The meeting was the first of three to be held this week in the valley, covering recent operations out of Split Rock and Keepit dams, and what the future could hold.
System operation executive manager Adrian Langdon said there had been “record low inflows into the Namoi system in last 12 months” – and zero in the past six months.
“Catchments are still dry, so any rain we’re getting at the moment is not leading to any run-off. And it’s the same all over NSW … we need above-average rainfall to get the system flowing,” he said.
Another spokesperson said the Namoi was in “uncharted territory” and, of all NSW, was feeling the impact of drought “the most acutely”.
State of dams
Mr Langdon said the two dams held a total of about 39 gigalitres – 4 per cent of their combined capacity of 822GL.
A water transfer from Split Rock to Keepit, which began in October, will leave Split Rock at less than 5 per cent – enough to meet critical needs – and a block release from Keepit had been delivering water to licence holders.
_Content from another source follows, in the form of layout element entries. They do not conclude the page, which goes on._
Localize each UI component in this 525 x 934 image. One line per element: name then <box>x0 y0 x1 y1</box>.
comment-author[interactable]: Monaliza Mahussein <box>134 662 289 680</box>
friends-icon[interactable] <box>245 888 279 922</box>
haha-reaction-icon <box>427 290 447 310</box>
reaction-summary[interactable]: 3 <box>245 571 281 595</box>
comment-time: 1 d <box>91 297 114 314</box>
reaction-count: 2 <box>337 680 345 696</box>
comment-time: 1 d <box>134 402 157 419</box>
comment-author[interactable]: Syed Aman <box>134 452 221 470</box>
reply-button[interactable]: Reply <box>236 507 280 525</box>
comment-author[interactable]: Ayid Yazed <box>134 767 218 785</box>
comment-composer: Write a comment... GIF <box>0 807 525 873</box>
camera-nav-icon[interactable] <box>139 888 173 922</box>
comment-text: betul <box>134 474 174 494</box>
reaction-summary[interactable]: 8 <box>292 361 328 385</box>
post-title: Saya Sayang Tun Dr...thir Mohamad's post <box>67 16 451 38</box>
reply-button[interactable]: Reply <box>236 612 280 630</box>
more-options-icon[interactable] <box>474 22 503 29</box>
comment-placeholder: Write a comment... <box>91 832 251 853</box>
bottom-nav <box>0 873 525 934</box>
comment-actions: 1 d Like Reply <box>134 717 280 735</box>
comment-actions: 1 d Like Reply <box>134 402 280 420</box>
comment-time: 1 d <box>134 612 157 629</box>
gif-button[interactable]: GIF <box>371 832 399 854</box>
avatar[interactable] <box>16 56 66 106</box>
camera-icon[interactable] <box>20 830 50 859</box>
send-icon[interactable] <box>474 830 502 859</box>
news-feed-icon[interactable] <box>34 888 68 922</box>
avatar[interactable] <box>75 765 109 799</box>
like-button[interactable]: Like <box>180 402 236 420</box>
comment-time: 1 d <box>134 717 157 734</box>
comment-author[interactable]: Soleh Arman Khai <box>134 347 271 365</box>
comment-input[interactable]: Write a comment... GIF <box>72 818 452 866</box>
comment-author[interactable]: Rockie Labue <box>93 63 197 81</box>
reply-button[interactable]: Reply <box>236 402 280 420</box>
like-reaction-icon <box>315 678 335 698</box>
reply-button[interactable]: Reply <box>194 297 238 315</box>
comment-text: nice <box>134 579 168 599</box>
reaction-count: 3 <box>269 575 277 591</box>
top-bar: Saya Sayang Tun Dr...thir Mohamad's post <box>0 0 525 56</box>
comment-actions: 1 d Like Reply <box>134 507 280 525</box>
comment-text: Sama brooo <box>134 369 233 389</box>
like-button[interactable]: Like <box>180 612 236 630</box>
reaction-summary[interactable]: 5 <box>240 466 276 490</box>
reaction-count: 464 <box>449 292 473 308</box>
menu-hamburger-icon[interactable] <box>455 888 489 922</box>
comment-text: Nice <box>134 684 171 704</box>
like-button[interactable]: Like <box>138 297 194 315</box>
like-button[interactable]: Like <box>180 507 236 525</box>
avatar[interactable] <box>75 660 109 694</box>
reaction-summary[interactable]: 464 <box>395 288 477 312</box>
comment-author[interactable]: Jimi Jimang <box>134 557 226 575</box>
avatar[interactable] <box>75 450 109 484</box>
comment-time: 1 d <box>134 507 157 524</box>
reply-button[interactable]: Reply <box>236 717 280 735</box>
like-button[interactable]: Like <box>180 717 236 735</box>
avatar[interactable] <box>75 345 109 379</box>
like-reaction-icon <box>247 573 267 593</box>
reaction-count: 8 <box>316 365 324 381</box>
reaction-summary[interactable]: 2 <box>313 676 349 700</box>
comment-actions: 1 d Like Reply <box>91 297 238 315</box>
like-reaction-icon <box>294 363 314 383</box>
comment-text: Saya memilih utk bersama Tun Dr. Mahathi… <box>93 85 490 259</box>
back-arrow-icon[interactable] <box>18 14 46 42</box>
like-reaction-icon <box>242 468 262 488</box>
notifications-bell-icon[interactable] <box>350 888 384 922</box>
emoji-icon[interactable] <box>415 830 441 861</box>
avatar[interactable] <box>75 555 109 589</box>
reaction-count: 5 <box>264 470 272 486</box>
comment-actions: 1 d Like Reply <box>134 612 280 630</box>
Temporary restrictions to 85 per cent of their orders were lifted last week because recent rain meant less water lost in transmission.
Mr Langdon said WaterNSW had the challenge of finding “the best and most efficient ways” to deliver.
One was a large release that would sustain a 50 per cent loss, rather than regular smaller releases that would sustain 30 per cent losses.
Manilla lucerne farmers Keith and Sharon Jones were among the dozens of people who attended.
She said they were “not big irrigators”, but the meeting had been “very informative”.
“We all have to appreciate that there are dozens of communities sharing the same water system,” she said.
“These poor buggers are doing their best to share out a very limited water supply in a record drought.
“Unless they can make it rain, they just can’t pull water out of a hat.”